Svenaeus explains that in the second chapter of Being and Nothingness, ‘The Body’, and in the third part ‘Being-for-others’, an outline of the phenomenology of falling ill elaborates Sartre’s concepts of ‘being-for-itself’ and ‘being-in-itself’, and that “these two forms of being are not only opposed to each other, but also necessarily conjoined” (Svenaeus 2009, p. 55). For Sartre, Svenaeus explains, the act of embodiment between the interaction of humans is characterised by feelings of shame in that the person, “for-itself”, momentarily becomes a ‘thing’:
“The main idea is that the gaze of the other person has the power to objectify me; I turn into a thing for another consciousness by being looked upon and thereby discover my body as an in-itself, which is yet me… To become oneself by way of the direct or indirect gaze of the other appears to be a fundamentally alienating experience: the self is separated from its true essence – freedom as consciousness – in becoming an in-itself (a thing). The lived body thus appears to be the place where the being-for-itself finally confronts the being-in-itself, although these two forms of being are necessarily opposed for Sartre” (Svenaeus 2009, p. 55).
The body as a ‘thing’ is a being for consciousness, and therefore it is different from consciousness. This, Svenaeus explains, for Sartre, means that consciousness is a way of its “being nihilation”; it is always different from things, but it lacks essence. Consciousness is “pure existence devoid of any essence” (Svenaeus 2009, p. 55). This paradox, Svenaeus explains, is fundamentally alienating for Sartre.

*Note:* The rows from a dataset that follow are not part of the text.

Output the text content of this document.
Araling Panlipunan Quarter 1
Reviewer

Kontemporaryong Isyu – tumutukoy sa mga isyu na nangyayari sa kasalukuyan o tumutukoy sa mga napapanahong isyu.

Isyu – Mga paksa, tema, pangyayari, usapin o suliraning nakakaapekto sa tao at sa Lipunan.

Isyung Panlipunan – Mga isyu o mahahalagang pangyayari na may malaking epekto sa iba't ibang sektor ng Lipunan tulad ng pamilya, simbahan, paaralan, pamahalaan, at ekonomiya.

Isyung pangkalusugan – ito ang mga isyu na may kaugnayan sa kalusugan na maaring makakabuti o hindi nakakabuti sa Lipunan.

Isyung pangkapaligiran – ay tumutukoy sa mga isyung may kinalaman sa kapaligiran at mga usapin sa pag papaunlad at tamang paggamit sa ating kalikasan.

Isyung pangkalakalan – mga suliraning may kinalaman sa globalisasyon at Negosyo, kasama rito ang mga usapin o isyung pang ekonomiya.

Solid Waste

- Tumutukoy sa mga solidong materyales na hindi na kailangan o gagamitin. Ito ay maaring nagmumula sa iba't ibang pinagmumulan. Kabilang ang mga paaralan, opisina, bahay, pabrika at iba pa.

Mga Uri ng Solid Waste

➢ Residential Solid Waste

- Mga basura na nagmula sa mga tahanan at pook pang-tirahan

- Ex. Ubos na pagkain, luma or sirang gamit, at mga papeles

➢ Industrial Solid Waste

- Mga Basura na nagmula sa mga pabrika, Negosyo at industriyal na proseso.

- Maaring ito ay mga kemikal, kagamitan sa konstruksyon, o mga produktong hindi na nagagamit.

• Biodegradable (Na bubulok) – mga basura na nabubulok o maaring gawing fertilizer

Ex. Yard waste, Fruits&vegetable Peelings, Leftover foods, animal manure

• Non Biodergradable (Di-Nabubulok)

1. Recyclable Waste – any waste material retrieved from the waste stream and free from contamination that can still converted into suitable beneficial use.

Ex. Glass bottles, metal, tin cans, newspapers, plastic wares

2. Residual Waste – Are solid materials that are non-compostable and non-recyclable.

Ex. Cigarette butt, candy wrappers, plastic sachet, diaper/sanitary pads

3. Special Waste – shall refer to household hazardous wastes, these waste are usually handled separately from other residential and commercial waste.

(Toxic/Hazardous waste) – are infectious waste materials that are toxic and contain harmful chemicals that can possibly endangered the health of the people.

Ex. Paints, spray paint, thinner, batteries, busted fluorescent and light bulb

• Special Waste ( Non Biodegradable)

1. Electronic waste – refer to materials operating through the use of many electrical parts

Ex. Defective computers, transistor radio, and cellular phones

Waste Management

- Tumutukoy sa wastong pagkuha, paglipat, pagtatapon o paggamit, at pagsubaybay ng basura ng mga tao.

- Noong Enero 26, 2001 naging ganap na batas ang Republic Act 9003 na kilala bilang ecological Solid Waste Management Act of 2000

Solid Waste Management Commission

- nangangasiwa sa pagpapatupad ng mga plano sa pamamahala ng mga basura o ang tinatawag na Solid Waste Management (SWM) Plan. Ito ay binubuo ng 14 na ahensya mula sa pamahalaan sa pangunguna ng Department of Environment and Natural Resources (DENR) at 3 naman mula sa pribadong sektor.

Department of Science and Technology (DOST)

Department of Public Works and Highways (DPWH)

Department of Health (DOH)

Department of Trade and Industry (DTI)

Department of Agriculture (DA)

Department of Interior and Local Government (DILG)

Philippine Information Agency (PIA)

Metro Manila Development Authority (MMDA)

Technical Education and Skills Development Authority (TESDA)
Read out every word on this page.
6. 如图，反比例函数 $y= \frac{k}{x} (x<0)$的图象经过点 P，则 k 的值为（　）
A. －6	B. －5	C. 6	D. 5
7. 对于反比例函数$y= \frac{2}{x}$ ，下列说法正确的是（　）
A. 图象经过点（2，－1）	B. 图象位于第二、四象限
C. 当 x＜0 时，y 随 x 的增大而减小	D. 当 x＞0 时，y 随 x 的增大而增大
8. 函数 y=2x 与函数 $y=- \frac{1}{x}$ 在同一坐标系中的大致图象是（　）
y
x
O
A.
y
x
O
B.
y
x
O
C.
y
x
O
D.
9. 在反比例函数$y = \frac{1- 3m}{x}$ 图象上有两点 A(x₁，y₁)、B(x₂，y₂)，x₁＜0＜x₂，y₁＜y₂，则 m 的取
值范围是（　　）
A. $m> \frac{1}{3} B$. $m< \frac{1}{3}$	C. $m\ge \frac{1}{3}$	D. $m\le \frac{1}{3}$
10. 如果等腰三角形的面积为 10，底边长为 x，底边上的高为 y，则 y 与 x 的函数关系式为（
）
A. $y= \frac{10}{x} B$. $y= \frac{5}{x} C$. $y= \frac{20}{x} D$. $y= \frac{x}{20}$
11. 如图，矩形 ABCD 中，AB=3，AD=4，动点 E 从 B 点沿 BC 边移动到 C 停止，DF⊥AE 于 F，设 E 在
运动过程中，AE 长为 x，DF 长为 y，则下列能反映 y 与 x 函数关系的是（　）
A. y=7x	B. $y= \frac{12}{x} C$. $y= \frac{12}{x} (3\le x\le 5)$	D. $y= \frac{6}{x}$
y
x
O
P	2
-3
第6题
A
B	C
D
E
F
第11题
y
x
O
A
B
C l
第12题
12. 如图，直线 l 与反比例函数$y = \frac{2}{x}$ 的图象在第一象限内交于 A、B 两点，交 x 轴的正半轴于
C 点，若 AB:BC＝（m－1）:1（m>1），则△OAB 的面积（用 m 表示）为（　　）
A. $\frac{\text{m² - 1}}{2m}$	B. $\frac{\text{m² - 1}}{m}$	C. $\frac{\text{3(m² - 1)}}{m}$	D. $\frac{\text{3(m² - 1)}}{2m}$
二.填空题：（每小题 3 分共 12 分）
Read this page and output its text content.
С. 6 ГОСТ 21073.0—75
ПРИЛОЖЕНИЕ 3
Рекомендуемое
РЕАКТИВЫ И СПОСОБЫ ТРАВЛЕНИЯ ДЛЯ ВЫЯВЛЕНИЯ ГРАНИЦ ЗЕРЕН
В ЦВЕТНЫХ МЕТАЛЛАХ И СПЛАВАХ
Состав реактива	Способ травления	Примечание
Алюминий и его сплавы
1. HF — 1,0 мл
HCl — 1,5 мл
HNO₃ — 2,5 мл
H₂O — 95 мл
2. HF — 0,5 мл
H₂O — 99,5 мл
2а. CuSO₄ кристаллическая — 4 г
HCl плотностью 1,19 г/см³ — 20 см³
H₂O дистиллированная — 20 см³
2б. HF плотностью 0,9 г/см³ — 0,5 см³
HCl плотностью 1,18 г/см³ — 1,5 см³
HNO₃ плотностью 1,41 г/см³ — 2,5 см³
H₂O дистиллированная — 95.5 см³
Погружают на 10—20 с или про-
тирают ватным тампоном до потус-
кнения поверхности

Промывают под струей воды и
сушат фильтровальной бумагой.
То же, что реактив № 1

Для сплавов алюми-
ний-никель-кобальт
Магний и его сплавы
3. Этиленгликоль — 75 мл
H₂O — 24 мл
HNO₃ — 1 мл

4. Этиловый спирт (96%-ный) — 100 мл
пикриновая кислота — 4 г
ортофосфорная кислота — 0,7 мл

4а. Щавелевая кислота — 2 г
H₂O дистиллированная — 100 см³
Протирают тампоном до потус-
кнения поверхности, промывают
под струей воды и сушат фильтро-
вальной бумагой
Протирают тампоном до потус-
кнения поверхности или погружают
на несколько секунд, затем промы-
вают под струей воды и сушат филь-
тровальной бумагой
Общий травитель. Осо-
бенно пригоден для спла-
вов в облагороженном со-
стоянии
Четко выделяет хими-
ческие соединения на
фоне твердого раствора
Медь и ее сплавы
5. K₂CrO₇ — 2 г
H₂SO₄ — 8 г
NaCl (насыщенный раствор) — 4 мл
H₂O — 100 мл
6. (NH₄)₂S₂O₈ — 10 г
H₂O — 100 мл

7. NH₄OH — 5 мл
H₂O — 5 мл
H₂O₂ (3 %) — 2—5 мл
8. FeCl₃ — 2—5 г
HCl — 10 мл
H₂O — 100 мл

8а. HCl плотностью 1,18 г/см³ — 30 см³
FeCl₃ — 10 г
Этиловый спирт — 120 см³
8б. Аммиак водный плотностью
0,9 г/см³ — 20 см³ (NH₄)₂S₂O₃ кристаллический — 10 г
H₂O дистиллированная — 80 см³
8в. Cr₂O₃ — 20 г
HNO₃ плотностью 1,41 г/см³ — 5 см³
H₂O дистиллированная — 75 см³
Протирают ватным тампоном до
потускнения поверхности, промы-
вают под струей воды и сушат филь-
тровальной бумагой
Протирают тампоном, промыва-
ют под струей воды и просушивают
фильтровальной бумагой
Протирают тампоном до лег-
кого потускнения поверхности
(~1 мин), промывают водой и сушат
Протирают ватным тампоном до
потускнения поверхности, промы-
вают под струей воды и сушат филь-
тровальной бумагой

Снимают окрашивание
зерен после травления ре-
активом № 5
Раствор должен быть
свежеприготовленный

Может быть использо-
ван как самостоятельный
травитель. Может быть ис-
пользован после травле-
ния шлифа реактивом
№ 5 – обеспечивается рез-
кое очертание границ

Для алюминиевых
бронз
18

In an attempt to uncover the structure of a lived body, Svenaeus explains, Sartre uses physical examples of pain and illness: the lived pain experienced in the body is not presented as belonging to the body, but rather, belonging to the activity by which the body experiences it. For example, Sartre describes a scenario whereby a reader experiences pain through reading, but does not necessarily concentrate on this pain outside of reading: “The pain is not known – not focused on as an in-itself – but is still there in my pre-reflective way of consciousness until I used a finger to turn the page” (Svenaeus 2009, p. 56). Here, with reference to Heidegger, Svenaeus explains, pain is presented as a part of the bodies “being-in-the-world”; it is not reflective or referred to others, it is in the body as “vision-as-pain”, that comes to the surface when apprehending pain. This apprehending of pain is, according to Sartre, a directed reflective consciousness on “present consciousness-as-vision”, a pain that is “posited” by this reflective consciousness (Svenaeus 2009, p. 56). Sartre’s pain, Svenaeus explains, is a “psychic object” that has its own time: “it is distinct from consciousness and appears through it”. For Sartre, “the brief respites are a part of the illness just as silences are a part of the melody. This ensemble constitutes the rhythm and behaviour of the illness” (Svenaeus 2009, p. 57).
In summary, Svenaeus argues that illness or pain is lived as a for-itself of the person’s own body, “that is: a for-itself which is mine, yet still alien, since it resists and disturbs, rather than supports, consciousness. This is an aporia for Sartre, of course: in his system only consciousness can display the form of the for-itself’s being”. With this in mind, Svenaeus states that to view pain as “an object constituted by the self-being of consciousness, would be to miss the point that the body is actually at the very heart of my self-being as a constituting being, rather than being constituted by me”. According to Svenaeus, it is the otherness of the body that “lends facticity” to its existence (Svenaeus 2009, p. 57-58).